Online campagnevoeren: miljoenenbudgetten waren niet per se succesvol
De strijd om de kiezer legde grote techbedrijven geen windeieren. Politieke partijen besteedden weliswaar vermogens om zich online bij burgers in de kijker te spelen, maar wat leverde dat nu eigenlijk per saldo op?
Het is begin november 2020 als de SGP uitpakt met een onlineadvertentie. Met nog 4,5 maand tot de verkiezingen lijken de staatkundig-gereformeerden een vroege start te maken met hun campagne. Toch zijn ze, vergeleken met andere partijen, nogal laat. Zo trappen ChristenUnie, D66 en anderen hun online verkiezingscampagne al af in de zomervakantie.
Het bedrag dat met de SGP-campagne is gemoeid, 150 euro, is bovendien maar een fractie van het budget dat andere partijen dan al in de strijd gooien. Alleen al in de tweede week van augustus geven politieke partijen gezamenlijk ruim 5.500 euro uit om de kiezer voor zich te winnen. Het is de opmaat naar een lange en dure verkiezingscampagne. Uit cijfers die eind vorige week verschenen, bleek dat alleen al het CDA in de laatste dertig dagen voor de verkiezingen vier ton uitgaf aan advertenties via Facebook en Google. Samen spendeerden de partijen in februari meer dan 1 miljoen euro aan advertenties op nieuwswebsites en op sociale media. Tel daarbij nog de campagneactiviteiten sinds afgelopen zomer én de offlinecampagne, met advertenties in kranten, posters op bushokjes en –uitgedunde– tournees: de campagneapparaten verslonden een vermogen.
De miljoenen die met de voorbije verkiezingscampagne waren gemoeid, waren zeker geen los schot hagel. Dankzij de dataprofielen die Facebook en Google in de afgelopen jaren van hun gebruikers maakten, konden campagneteams zich subtiel maar nadrukkelijk in de kijker van de kiezer spelen. Dat leidde tot een zee aan advertenties. Studenten op Facebook zagen banners over het onderwijsstandpunt van het CDA, starters op de woningmarkt kregen advertenties over dat thema voorgeschoteld en socialemediagebruikers „in de provincie” zagen lijsttrekker Wopke Hoekstra opkomen voor lokale tradities.
Nagenoeg alle partijen bedienden zich van die tactiek om zich als het relevante antwoord op kiezersvraagstukken te presenteren. Af en toe sloeg dat door. Zo zagen sommige websitebezoekers in de laatste weken van de campagne wel tien advertenties van dezelfde partij op één pagina. Soms sloegen algoritmen bovendien de plank mis. Dan verscheen er een advertentie van een partij boven een nieuwsbericht dat die partij juist over de hekel haalde. De forse oorlogskas kon niet voorkomen dat sommige gebruikers onbereikbaar bleven, bijvoorbeeld door een advertentieblocker.
Bovendien laat succes zich niet direct afmeten aan het aantal advertentieweergaven.

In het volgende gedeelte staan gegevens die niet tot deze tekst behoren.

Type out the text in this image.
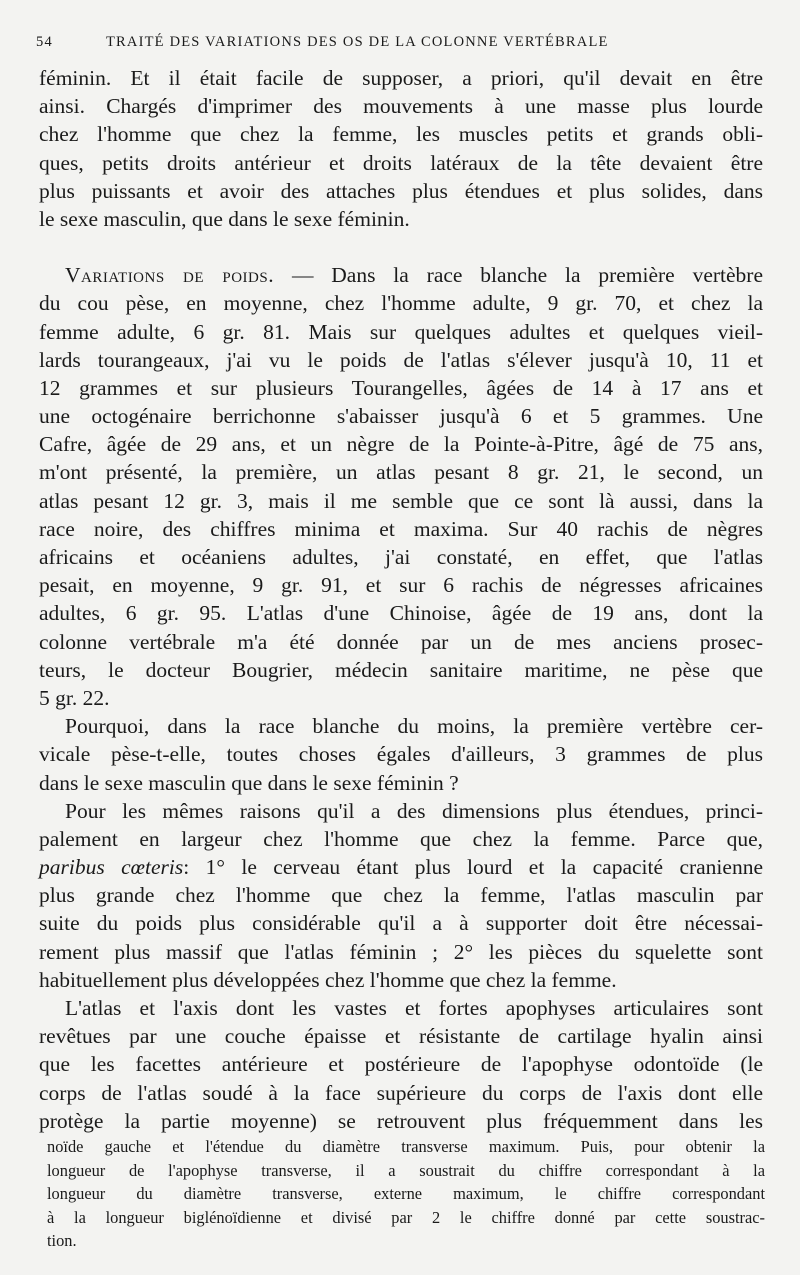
54	TRAITÉ DES VARIATIONS DES OS DE LA COLONNE VERTÉBRALE
féminin. Et il était facile de supposer, a priori, qu'il devait en être
ainsi. Chargés d'imprimer des mouvements à une masse plus lourde
chez l'homme que chez la femme, les muscles petits et grands obli-
ques, petits droits antérieur et droits latéraux de la tête devaient être
plus puissants et avoir des attaches plus étendues et plus solides, dans
le sexe masculin, que dans le sexe féminin.
Variations de poids. — Dans la race blanche la première vertèbre
du cou pèse, en moyenne, chez l'homme adulte, 9 gr. 70, et chez la
femme adulte, 6 gr. 81. Mais sur quelques adultes et quelques vieil-
lards tourangeaux, j'ai vu le poids de l'atlas s'élever jusqu'à 10, 11 et
12 grammes et sur plusieurs Tourangelles, âgées de 14 à 17 ans et
une octogénaire berrichonne s'abaisser jusqu'à 6 et 5 grammes. Une
Cafre, âgée de 29 ans, et un nègre de la Pointe-à-Pitre, âgé de 75 ans,
m'ont présenté, la première, un atlas pesant 8 gr. 21, le second, un
atlas pesant 12 gr. 3, mais il me semble que ce sont là aussi, dans la
race noire, des chiffres minima et maxima. Sur 40 rachis de nègres
africains et océaniens adultes, j'ai constaté, en effet, que l'atlas
pesait, en moyenne, 9 gr. 91, et sur 6 rachis de négresses africaines
adultes, 6 gr. 95. L'atlas d'une Chinoise, âgée de 19 ans, dont la
colonne vertébrale m'a été donnée par un de mes anciens prosec-
teurs, le docteur Bougrier, médecin sanitaire maritime, ne pèse que
5 gr. 22.
Pourquoi, dans la race blanche du moins, la première vertèbre cer-
vicale pèse-t-elle, toutes choses égales d'ailleurs, 3 grammes de plus
dans le sexe masculin que dans le sexe féminin ?
Pour les mêmes raisons qu'il a des dimensions plus étendues, princi-
palement en largeur chez l'homme que chez la femme. Parce que,
paribus cœteris: 1° le cerveau étant plus lourd et la capacité cranienne
plus grande chez l'homme que chez la femme, l'atlas masculin par
suite du poids plus considérable qu'il a à supporter doit être nécessai-
rement plus massif que l'atlas féminin ; 2° les pièces du squelette sont
habituellement plus développées chez l'homme que chez la femme.
L'atlas et l'axis dont les vastes et fortes apophyses articulaires sont
revêtues par une couche épaisse et résistante de cartilage hyalin ainsi
que les facettes antérieure et postérieure de l'apophyse odontoïde (le
corps de l'atlas soudé à la face supérieure du corps de l'axis dont elle
protège la partie moyenne) se retrouvent plus fréquemment dans les
noïde gauche et l'étendue du diamètre transverse maximum. Puis, pour obtenir la
longueur de l'apophyse transverse, il a soustrait du chiffre correspondant à la
longueur du diamètre transverse, externe maximum, le chiffre correspondant
à la longueur biglénoïdienne et divisé par 2 le chiffre donné par cette soustrac-
tion.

De inhoudelijke betrokkenheid van kijkers komt immers meer tot uiting in bereikcijfers en kijkminuten van filmpjes op YouTube, Facebook en Instagram dan in het weergavepercentage van een goed gerichte advertentie. Campagnefilmpjes konden bovendien, anders dan statische advertenties, worden gedeeld door socialemediagebruikers. Onder meer GroenLinks gebruikte die methode om zich te profileren op Instagram, TikTok en LinkedIn. Het leverde soms honderdduizenden weergaves van één campagne-item op.

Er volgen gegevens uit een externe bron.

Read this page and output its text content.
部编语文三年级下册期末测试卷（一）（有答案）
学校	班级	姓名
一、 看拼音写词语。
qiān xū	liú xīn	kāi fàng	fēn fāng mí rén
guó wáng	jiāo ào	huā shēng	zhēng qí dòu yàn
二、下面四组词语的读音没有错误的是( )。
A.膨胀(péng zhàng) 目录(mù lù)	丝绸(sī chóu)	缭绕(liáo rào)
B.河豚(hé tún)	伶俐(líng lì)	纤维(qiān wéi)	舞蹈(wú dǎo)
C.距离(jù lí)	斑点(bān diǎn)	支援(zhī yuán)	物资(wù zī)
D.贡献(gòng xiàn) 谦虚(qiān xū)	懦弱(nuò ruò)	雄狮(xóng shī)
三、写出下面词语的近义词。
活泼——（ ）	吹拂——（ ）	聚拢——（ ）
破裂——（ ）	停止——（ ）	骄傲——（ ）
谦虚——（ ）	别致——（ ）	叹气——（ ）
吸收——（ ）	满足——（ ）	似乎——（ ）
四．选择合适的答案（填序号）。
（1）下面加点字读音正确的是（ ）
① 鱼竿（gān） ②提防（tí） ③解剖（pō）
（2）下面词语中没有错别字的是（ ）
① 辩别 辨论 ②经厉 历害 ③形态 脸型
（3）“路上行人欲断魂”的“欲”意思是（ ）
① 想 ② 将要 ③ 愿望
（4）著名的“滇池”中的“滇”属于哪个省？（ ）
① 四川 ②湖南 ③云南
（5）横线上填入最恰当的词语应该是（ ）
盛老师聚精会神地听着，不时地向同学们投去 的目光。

Een relatie tussen de inzet van onlinepropaganda en daadwerkelijk kiezersgedrag valt natuurlijk moeilijk aan te tonen. Toch kan met de verkiezingen achter de rug worden geconstateerd dat de gekozen onlinestrategieën lang niet altijd tot de gewenste resultaten leidden. De filmpjes van GroenLinks werden tientallen miljoenen keren bekeken, maar de partij wist er geen groei door te bereiken. Het CDA, dat van alle partijen het grootste bedrag aan de onlinecampagne uitgaf, wist zijn boodschap evenmin bij kiezers te verinnerlijken. De VVD daarentegen, die in februari maar 10% van het CDA-budget uitgaf, won wél zetels. De kleine christelijke partijen, met beduidend minder budget én minder onlinecampagnes, wonnen noch verloren zetels. Het laat maar zien dat een stabiele kiezersgroep en persoonlijke campagne meer zekerheden bieden dan een grote zak geld en versplinterde achterban.